CAD Generation & Editing
Quatrion treats generated geometry as an editable feature program, not a frozen mesh. Sketches and multi-view inputs become feature recipes that are validated and previewed through the CAD kernel, so engineers can inspect, correct, and keep editing the result.
How Quatrion turns drawings, multi-view inputs, and design intent into editable CAD feature recipes — validated and previewed before any geometry is committed.
From drawings to an editable solid
Drop in front, side, and top views. Quatrion reads the sketch geometry from each view, reconciles them into one consistent shape, and proposes an editable 3D solid with a replayable feature program and a bill of materials.
Cross-view checks run before any solid is built: footprint and silhouette have to agree across views, and disagreements surface as visible warnings rather than silent errors.

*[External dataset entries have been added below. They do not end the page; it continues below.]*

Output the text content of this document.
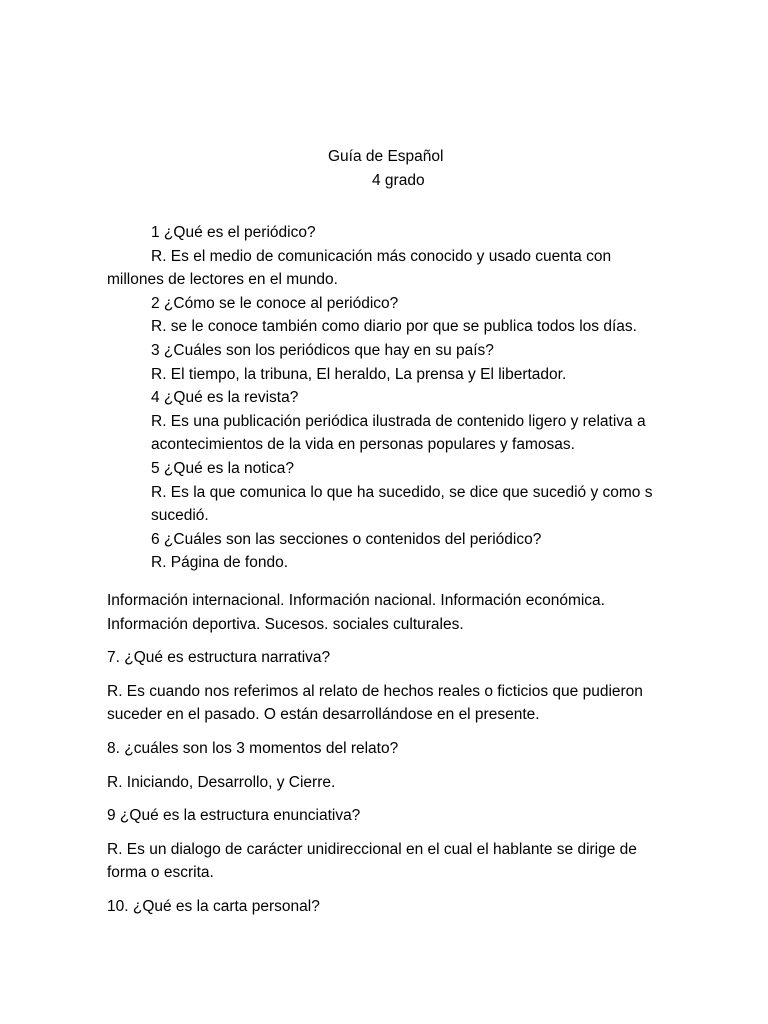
Guía de Español
4 grado

1 ¿Qué es el periódico?

R. Es el medio de comunicación más conocido y usado cuenta con millones de lectores en el mundo.

2 ¿Cómo se le conoce al periódico?

R. se le conoce también como diario por que se publica todos los días.

3 ¿Cuáles son los periódicos que hay en su país?

R. El tiempo, la tribuna, El heraldo, La prensa y El libertador.

4 ¿Qué es la revista?

R. Es una publicación periódica ilustrada de contenido ligero y relativa a acontecimientos de la vida en personas populares y famosas.

5 ¿Qué es la notica?

R. Es la que comunica lo que ha sucedido, se dice que sucedió y como s sucedió.

6 ¿Cuáles son las secciones o contenidos del periódico?

R. Página de fondo.

Información internacional. Información nacional. Información económica. Información deportiva. Sucesos. sociales culturales.

7. ¿Qué es estructura narrativa?

R. Es cuando nos referimos al relato de hechos reales o ficticios que pudieron suceder en el pasado. O están desarrollándose en el presente.

8. ¿cuáles son los 3 momentos del relato?

R. Iniciando, Desarrollo, y Cierre.

9 ¿Qué es la estructura enunciativa?

R. Es un dialogo de carácter unidireccional en el cual el hablante se dirige de forma o escrita.

10. ¿Qué es la carta personal?
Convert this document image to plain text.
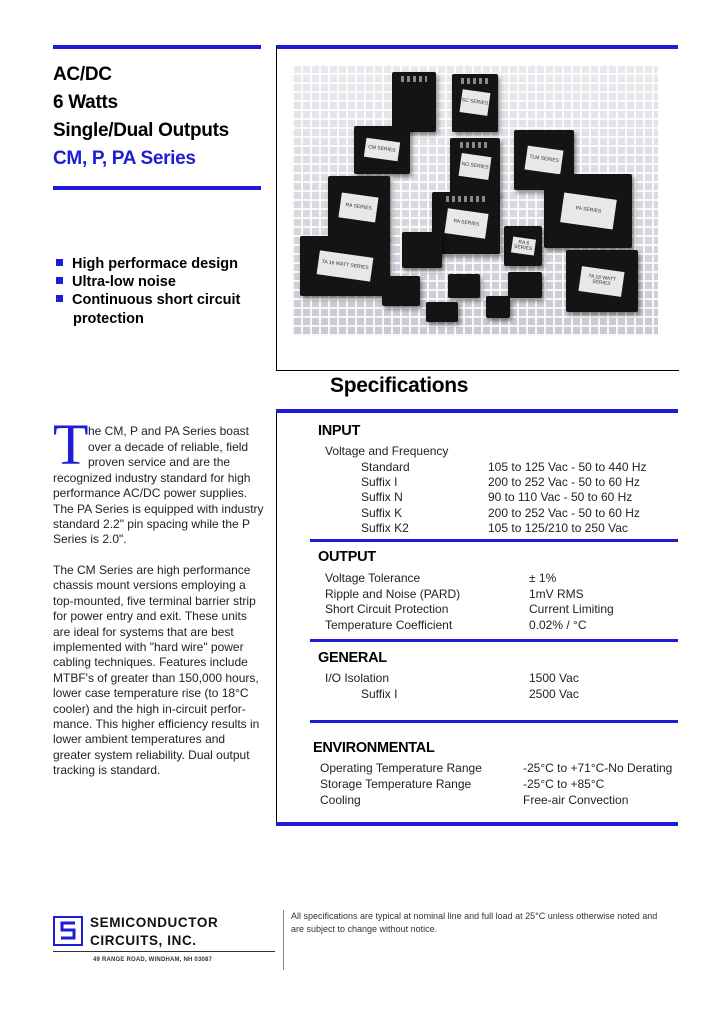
AC/DC
6 Watts
Single/Dual Outputs
CM, P, PA Series
High performace design
Ultra-low noise
Continuous short circuit
protection
SC SERIES
CM SERIES
NO SERIES
TLM SERIES
RA SERIES
PA SERIES
PA SERIES
TA 16 WATT SERIES
TA 18 WATT SERIES
RA 6 SERIES
Specifications
T he CM, P and PA Series boast
over a decade of reliable, field
proven service and are the
recognized industry standard for high
performance AC/DC power supplies.
The PA Series is equipped with industry
standard 2.2" pin spacing while the P
Series is 2.0".
The CM Series are high performance
chassis mount versions employing a
top-mounted, five terminal barrier strip
for power entry and exit. These units
are ideal for systems that are best
implemented with "hard wire" power
cabling techniques. Features include
MTBF's of greater than 150,000 hours,
lower case temperature rise (to 18°C
cooler) and the high in-circuit perfor-
mance. This higher efficiency results in
lower ambient temperatures and
greater system reliability. Dual output
tracking is standard.
INPUT
Voltage and Frequency
Standard	105 to 125 Vac - 50 to 440 Hz
Suffix I	200 to 252 Vac - 50 to 60 Hz
Suffix N	90 to 110 Vac - 50 to 60 Hz
Suffix K	200 to 252 Vac - 50 to 60 Hz
Suffix K2	105 to 125/210 to 250 Vac
OUTPUT
Voltage Tolerance	± 1%
Ripple and Noise (PARD)	1mV RMS
Short Circuit Protection	Current Limiting
Temperature Coefficient	0.02% / °C
GENERAL
I/O Isolation	1500 Vac
Suffix I	2500 Vac
ENVIRONMENTAL
Operating Temperature Range	-25°C to +71°C-No Derating
Storage Temperature Range	-25°C to +85°C
Cooling	Free-air Convection
SEMICONDUCTOR
CIRCUITS, INC.
49 RANGE ROAD, WINDHAM, NH 03087
All specifications are typical at nominal line and full load at 25°C unless otherwise noted and
are subject to change without notice.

This is first-pass reconstruction for review. The workbench shows its checks, assumptions, and any view mismatches instead of hiding them.
Editable feature recipes, not frozen meshes
- Generated geometry is expressed as a feature recipe with a finite, typed operation vocabulary.
- Recipes are validated and previewed before geometry is committed.
- Each run carries operation-level provenance so the result can be inspected and replayed.
- Output includes an aggregate solid plus a bill of materials for multi-body parts.

Edit sessions on imported models
Imported models can be edited through bounded edit sessions with create, preview, apply, and undo. Changes move through an approval loop so an engineer stays in control of what is committed.
Boundaries
- First-pass reconstruction is for review: engineers confirm and edit the result before release.
- Quatrion generates and validates editable feature recipes; it is not fully automatic arbitrary CAD generation from any input.
- Single-part and multi-step feature recipes are the strong path today; multi-part assembly representation is a planned capability.
- Provenance and debug geometry can include construction intermediates; the reviewed scene shows the aggregate or final solid.